A 13-year-old male developed epidural empyema and orbital cellulitis as a complication of acute sinusitis. The patient initially exhibited signs and symptoms of orbital cellulitis, including eyelid swelling, erythema, and pain. Subsequently, the patient's condition worsened, with the development of fever and an intensifying headache. Imaging revealed an epidural empyema, necessitating urgent medical intervention. This case highlights the importance of early recognition and prompt management of sinusitis-related intracranial and orbital complications to prevent potentially life-threatening outcomes 5).
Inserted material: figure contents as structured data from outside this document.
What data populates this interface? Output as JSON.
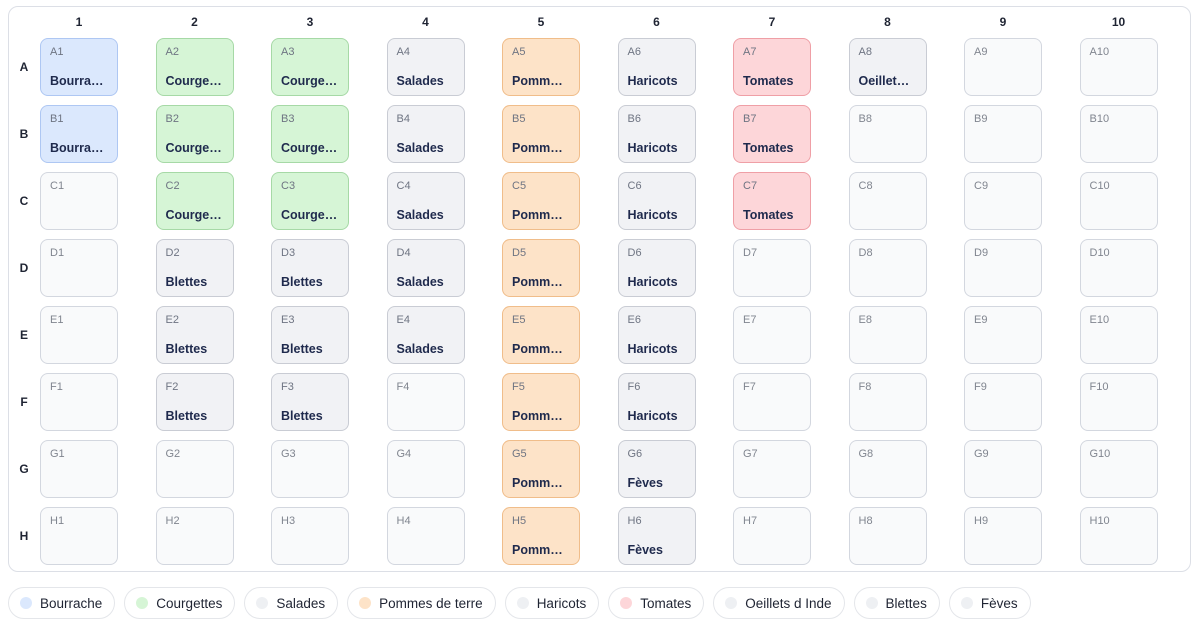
{
  "grid": {
    "columns": [
      "1",
      "2",
      "3",
      "4",
      "5",
      "6",
      "7",
      "8",
      "9",
      "10"
    ],
    "rows": [
      "A",
      "B",
      "C",
      "D",
      "E",
      "F",
      "G",
      "H"
    ]
  },
  "crops": {
    "bourrache": {
      "name": "Bourrache",
      "short": "Bourra…",
      "color": "#dbe8fd",
      "border": "#aec7f3"
    },
    "courgettes": {
      "name": "Courgettes",
      "short": "Courge…",
      "color": "#d6f5d6",
      "border": "#a6d9a6"
    },
    "salades": {
      "name": "Salades",
      "short": "Salades",
      "color": "#f1f2f5",
      "border": "#c9ccd4"
    },
    "pommes": {
      "name": "Pommes de terre",
      "short": "Pomm…",
      "color": "#fde3c8",
      "border": "#f0bd8a"
    },
    "haricots": {
      "name": "Haricots",
      "short": "Haricots",
      "color": "#f1f2f5",
      "border": "#c9ccd4"
    },
    "tomates": {
      "name": "Tomates",
      "short": "Tomates",
      "color": "#fdd6d9",
      "border": "#ef9fa6"
    },
    "oeillets": {
      "name": "Oeillets d Inde",
      "short": "Oeillet…",
      "color": "#f1f2f5",
      "border": "#c9ccd4"
    },
    "blettes": {
      "name": "Blettes",
      "short": "Blettes",
      "color": "#f1f2f5",
      "border": "#c9ccd4"
    },
    "feves": {
      "name": "Fèves",
      "short": "Fèves",
      "color": "#f1f2f5",
      "border": "#c9ccd4"
    }
  },
  "plots": [
    {
      "id": "A1",
      "crop": "bourrache",
      "label": "Bourra…"
    },
    {
      "id": "A2",
      "crop": "courgettes",
      "label": "Courge…"
    },
    {
      "id": "A3",
      "crop": "courgettes",
      "label": "Courge…"
    },
    {
      "id": "A4",
      "crop": "salades",
      "label": "Salades"
    },
    {
      "id": "A5",
      "crop": "pommes",
      "label": "Pomm…"
    },
    {
      "id": "A6",
      "crop": "haricots",
      "label": "Haricots"
    },
    {
      "id": "A7",
      "crop": "tomates",
      "label": "Tomates"
    },
    {
      "id": "A8",
      "crop": "oeillets",
      "label": "Oeillet…"
    },
    {
      "id": "A9",
      "crop": null,
      "label": ""
    },
    {
      "id": "A10",
      "crop": null,
      "label": ""
    },
    {
      "id": "B1",
      "crop": "bourrache",
      "label": "Bourra…"
    },
    {
      "id": "B2",
      "crop": "courgettes",
      "label": "Courge…"
    },
    {
      "id": "B3",
      "crop": "courgettes",
      "label": "Courge…"
    },
    {
      "id": "B4",
      "crop": "salades",
      "label": "Salades"
    },
    {
      "id": "B5",
      "crop": "pommes",
      "label": "Pomm…"
    },
    {
      "id": "B6",
      "crop": "haricots",
      "label": "Haricots"
    },
    {
      "id": "B7",
      "crop": "tomates",
      "label": "Tomates"
    },
    {
      "id": "B8",
      "crop": null,
      "label": ""
    },
    {
      "id": "B9",
      "crop": null,
      "label": ""
    },
    {
      "id": "B10",
      "crop": null,
      "label": ""
    },
    {
      "id": "C1",
      "crop": null,
      "label": ""
    },
    {
      "id": "C2",
      "crop": "courgettes",
      "label": "Courge…"
    },
    {
      "id": "C3",
      "crop": "courgettes",
      "label": "Courge…"
    },
    {
      "id": "C4",
      "crop": "salades",
      "label": "Salades"
    },
    {
      "id": "C5",
      "crop": "pommes",
      "label": "Pomm…"
    },
    {
      "id": "C6",
      "crop": "haricots",
      "label": "Haricots"
    },
    {
      "id": "C7",
      "crop": "tomates",
      "label": "Tomates"
    },
    {
      "id": "C8",
      "crop": null,
      "label": ""
    },
    {
      "id": "C9",
      "crop": null,
      "label": ""
    },
    {
      "id": "C10",
      "crop": null,
      "label": ""
    },
    {
      "id": "D1",
      "crop": null,
      "label": ""
    },
    {
      "id": "D2",
      "crop": "blettes",
      "label": "Blettes"
    },
    {
      "id": "D3",
      "crop": "blettes",
      "label": "Blettes"
    },
    {
      "id": "D4",
      "crop": "salades",
      "label": "Salades"
    },
    {
      "id": "D5",
      "crop": "pommes",
      "label": "Pomm…"
    },
    {
      "id": "D6",
      "crop": "haricots",
      "label": "Haricots"
    },
    {
      "id": "D7",
      "crop": null,
      "label": ""
    },
    {
      "id": "D8",
      "crop": null,
      "label": ""
    },
    {
      "id": "D9",
      "crop": null,
      "label": ""
    },
    {
      "id": "D10",
      "crop": null,
      "label": ""
    },
    {
      "id": "E1",
      "crop": null,
      "label": ""
    },
    {
      "id": "E2",
      "crop": "blettes",
      "label": "Blettes"
    },
    {
      "id": "E3",
      "crop": "blettes",
      "label": "Blettes"
    },
    {
      "id": "E4",
      "crop": "salades",
      "label": "Salades"
    },
    {
      "id": "E5",
      "crop": "pommes",
      "label": "Pomm…"
    },
    {
      "id": "E6",
      "crop": "haricots",
      "label": "Haricots"
    },
    {
      "id": "E7",
      "crop": null,
      "label": ""
    },
    {
      "id": "E8",
      "crop": null,
      "label": ""
    },
    {
      "id": "E9",
      "crop": null,
      "label": ""
    },
    {
      "id": "E10",
      "crop": null,
      "label": ""
    },
    {
      "id": "F1",
      "crop": null,
      "label": ""
    },
    {
      "id": "F2",
      "crop": "blettes",
      "label": "Blettes"
    },
    {
      "id": "F3",
      "crop": "blettes",
      "label": "Blettes"
    },
    {
      "id": "F4",
      "crop": null,
      "label": ""
    },
    {
      "id": "F5",
      "crop": "pommes",
      "label": "Pomm…"
    },
    {
      "id": "F6",
      "crop": "haricots",
      "label": "Haricots"
    },
    {
      "id": "F7",
      "crop": null,
      "label": ""
    },
    {
      "id": "F8",
      "crop": null,
      "label": ""
    },
    {
      "id": "F9",
      "crop": null,
      "label": ""
    },
    {
      "id": "F10",
      "crop": null,
      "label": ""
    },
    {
      "id": "G1",
      "crop": null,
      "label": ""
    },
    {
      "id": "G2",
      "crop": null,
      "label": ""
    },
    {
      "id": "G3",
      "crop": null,
      "label": ""
    },
    {
      "id": "G4",
      "crop": null,
      "label": ""
    },
    {
      "id": "G5",
      "crop": "pommes",
      "label": "Pomm…"
    },
    {
      "id": "G6",
      "crop": "feves",
      "label": "Fèves"
    },
    {
      "id": "G7",
      "crop": null,
      "label": ""
    },
    {
      "id": "G8",
      "crop": null,
      "label": ""
    },
    {
      "id": "G9",
      "crop": null,
      "label": ""
    },
    {
      "id": "G10",
      "crop": null,
      "label": ""
    },
    {
      "id": "H1",
      "crop": null,
      "label": ""
    },
    {
      "id": "H2",
      "crop": null,
      "label": ""
    },
    {
      "id": "H3",
      "crop": null,
      "label": ""
    },
    {
      "id": "H4",
      "crop": null,
      "label": ""
    },
    {
      "id": "H5",
      "crop": "pommes",
      "label": "Pomm…"
    },
    {
      "id": "H6",
      "crop": "feves",
      "label": "Fèves"
    },
    {
      "id": "H7",
      "crop": null,
      "label": ""
    },
    {
      "id": "H8",
      "crop": null,
      "label": ""
    },
    {
      "id": "H9",
      "crop": null,
      "label": ""
    },
    {
      "id": "H10",
      "crop": null,
      "label": ""
    }
  ],
  "legend": [
    {
      "label": "Bourrache",
      "color": "#dbe8fd"
    },
    {
      "label": "Courgettes",
      "color": "#d6f5d6"
    },
    {
      "label": "Salades",
      "color": "#eef0f3"
    },
    {
      "label": "Pommes de terre",
      "color": "#fde3c8"
    },
    {
      "label": "Haricots",
      "color": "#eef0f3"
    },
    {
      "label": "Tomates",
      "color": "#fdd6d9"
    },
    {
      "label": "Oeillets d Inde",
      "color": "#eef0f3"
    },
    {
      "label": "Blettes",
      "color": "#eef0f3"
    },
    {
      "label": "Fèves",
      "color": "#eef0f3"
    }
  ]
}
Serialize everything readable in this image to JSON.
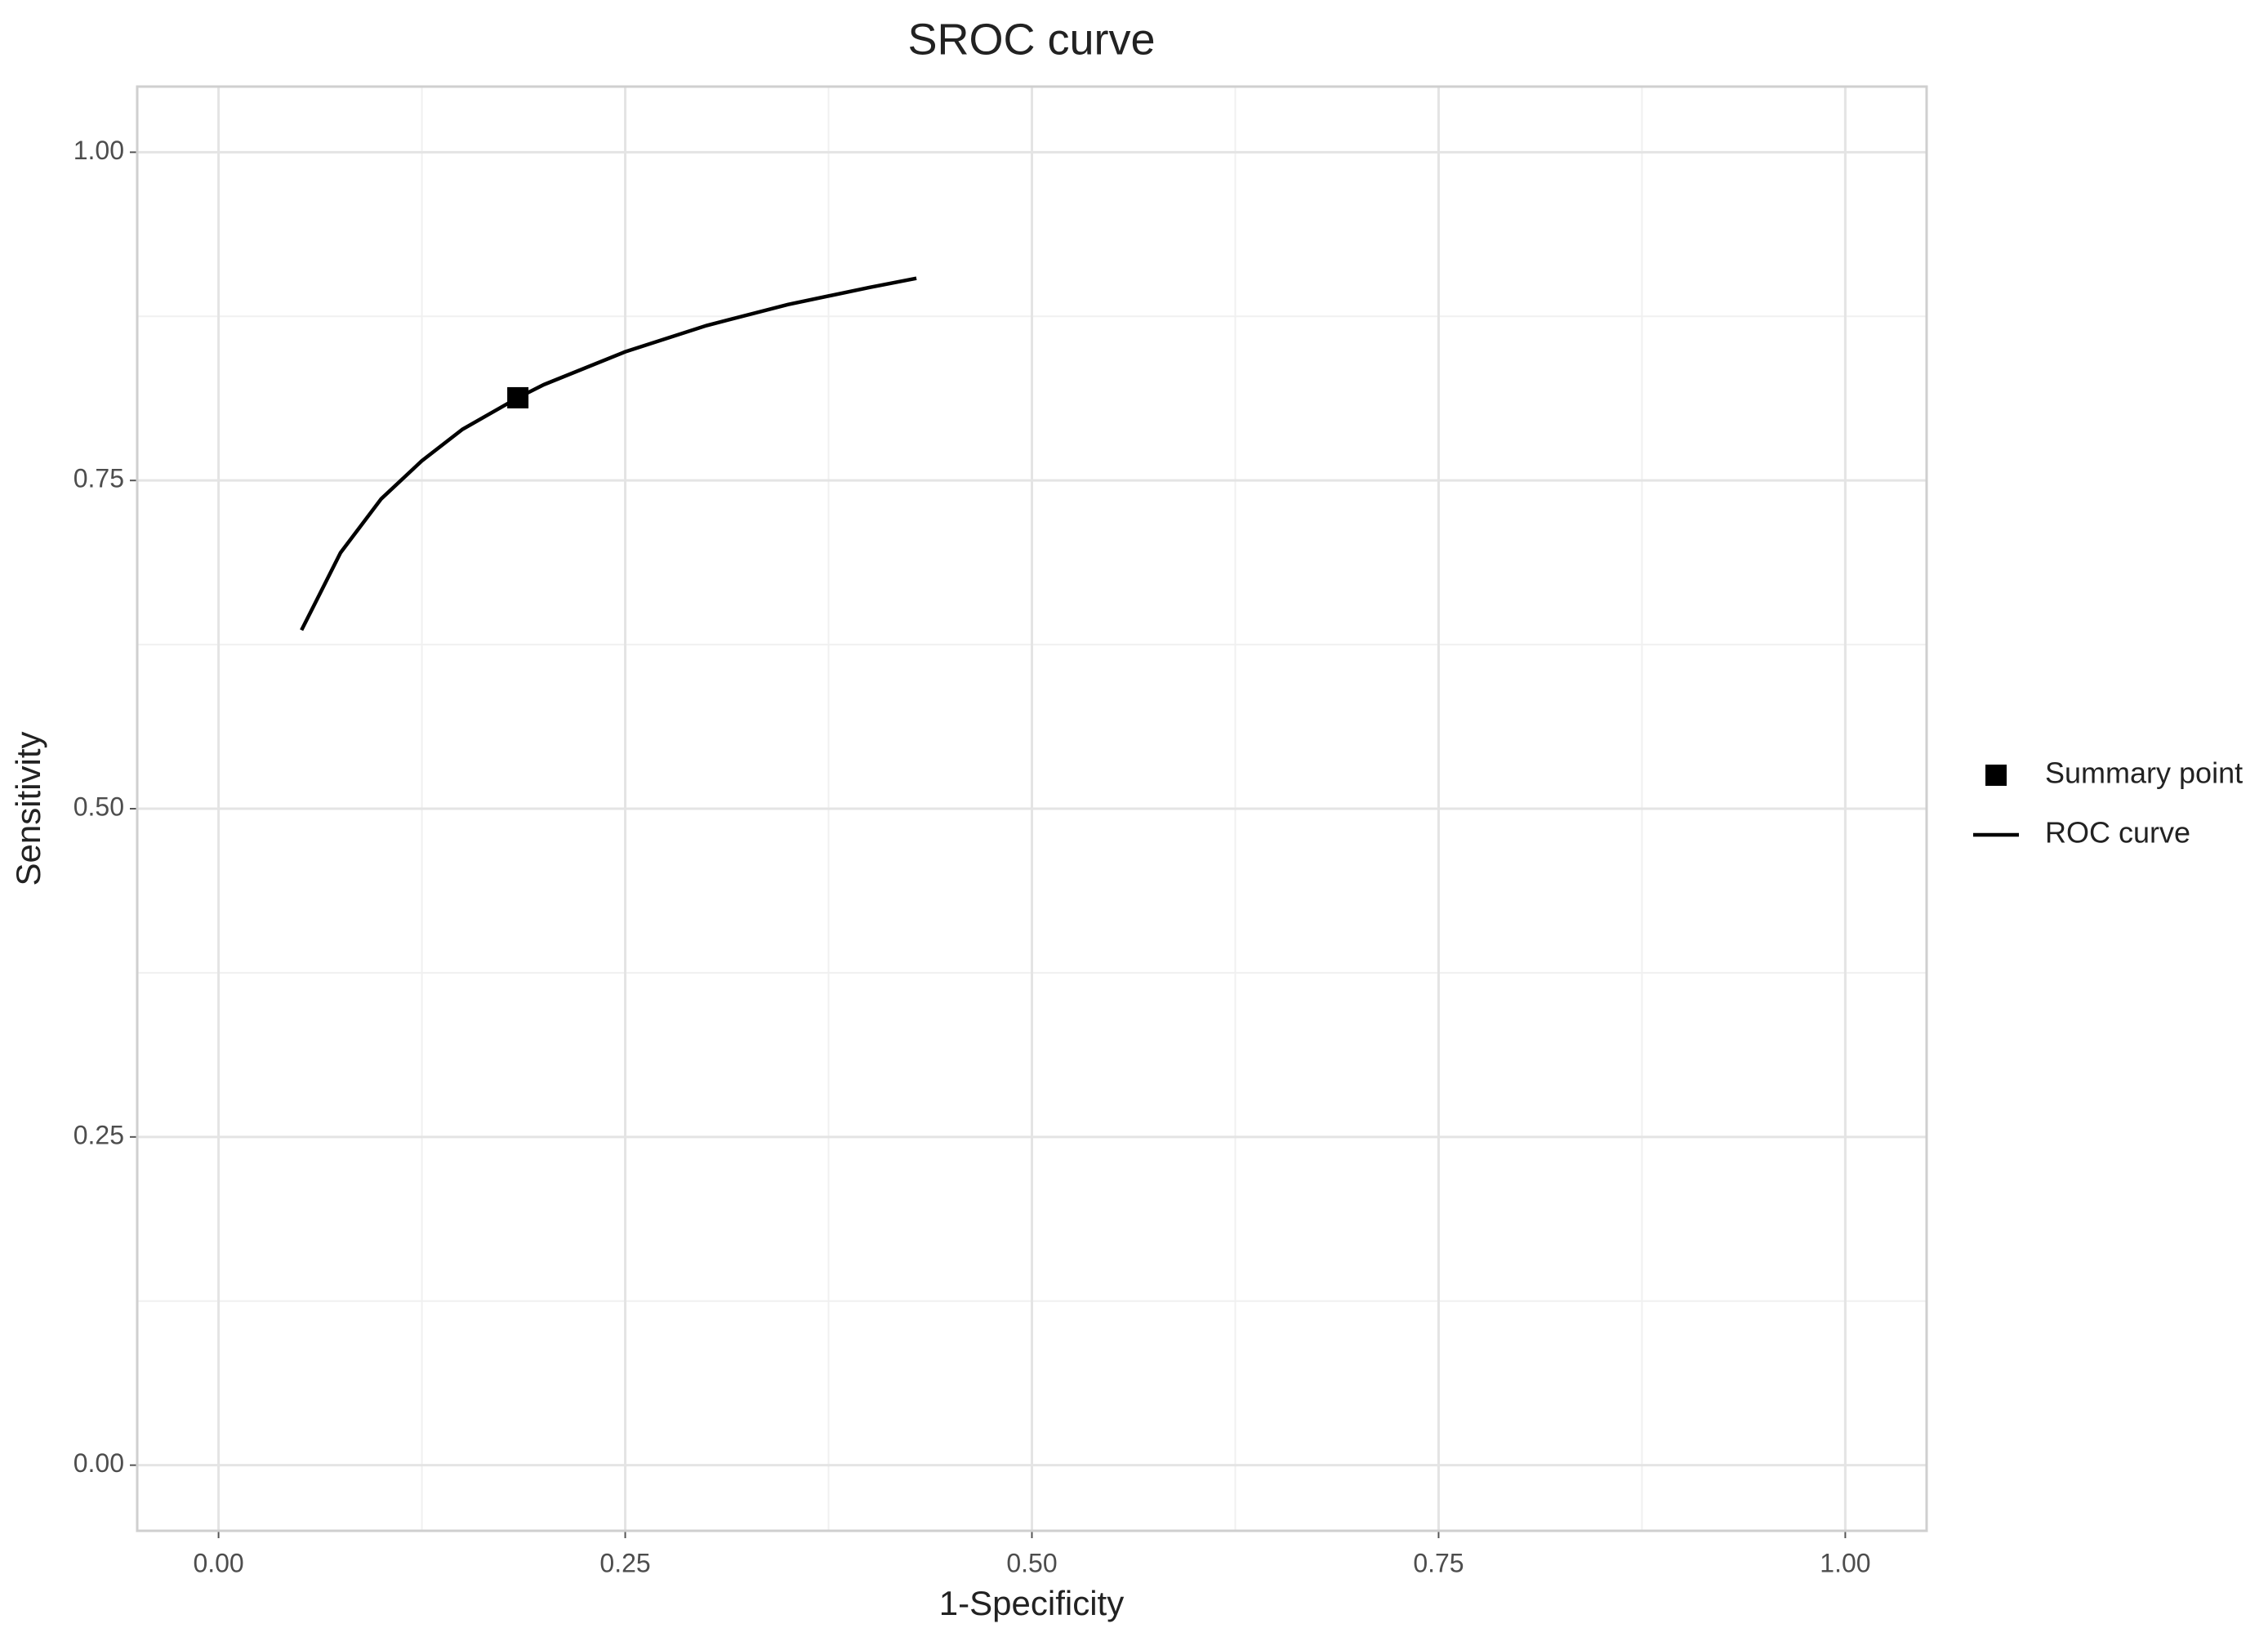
{
  "chart_data": {
    "type": "line",
    "title": "SROC curve",
    "xlabel": "1-Specificity",
    "ylabel": "Sensitivity",
    "series": [
      {
        "name": "Summary point",
        "type": "scatter",
        "color": "#000000",
        "x": [
          0.184
        ],
        "values": [
          0.813
        ]
      },
      {
        "name": "ROC curve",
        "type": "line",
        "color": "#000000",
        "x": [
          0.051,
          0.075,
          0.1,
          0.125,
          0.15,
          0.184,
          0.2,
          0.25,
          0.3,
          0.35,
          0.4,
          0.429
        ],
        "values": [
          0.636,
          0.695,
          0.736,
          0.765,
          0.789,
          0.813,
          0.823,
          0.848,
          0.868,
          0.884,
          0.897,
          0.904
        ]
      }
    ],
    "xlim": [
      -0.05,
      1.05
    ],
    "ylim": [
      -0.05,
      1.05
    ],
    "xticks": [
      {
        "value": 0,
        "label": "0.00"
      },
      {
        "value": 0.25,
        "label": "0.25"
      },
      {
        "value": 0.5,
        "label": "0.50"
      },
      {
        "value": 0.75,
        "label": "0.75"
      },
      {
        "value": 1,
        "label": "1.00"
      }
    ],
    "yticks": [
      {
        "value": 0,
        "label": "0.00"
      },
      {
        "value": 0.25,
        "label": "0.25"
      },
      {
        "value": 0.5,
        "label": "0.50"
      },
      {
        "value": 0.75,
        "label": "0.75"
      },
      {
        "value": 1,
        "label": "1.00"
      }
    ],
    "grid": true,
    "legend": "right"
  }
}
2 cases of intracranial infections and one case of soft tissue edema without intracranial involvement from a single pediatric tertiary care center. Ultrasound findings revealed subgaleal fluid collections with associated periosteal lifting of the frontal bone in cases of Pott's Puffy tumor and intracranial infection, but no bony disruption or periosteal lifting in the patient with traumatic soft tissue edema. As pediatric intracranial infections may continue to have uncharacteristic seasonal peaks, POCUS may be considered as a first-line imaging technique for patients presenting with forehead swelling for differentiating infectious and traumatic etiologies as well as judging the need for further imaging techniques such as computed tomography and magnetic resonance imaging 6)
A toddler with acute sphenoid sinusitis presenting as status epilepticus with fever, intracranial abscess, and meningitis. Cerebrospinal fluid analysis suggested bacterial meningitis, but the polymerase chain reaction test was positive for human herpes virus 6 7).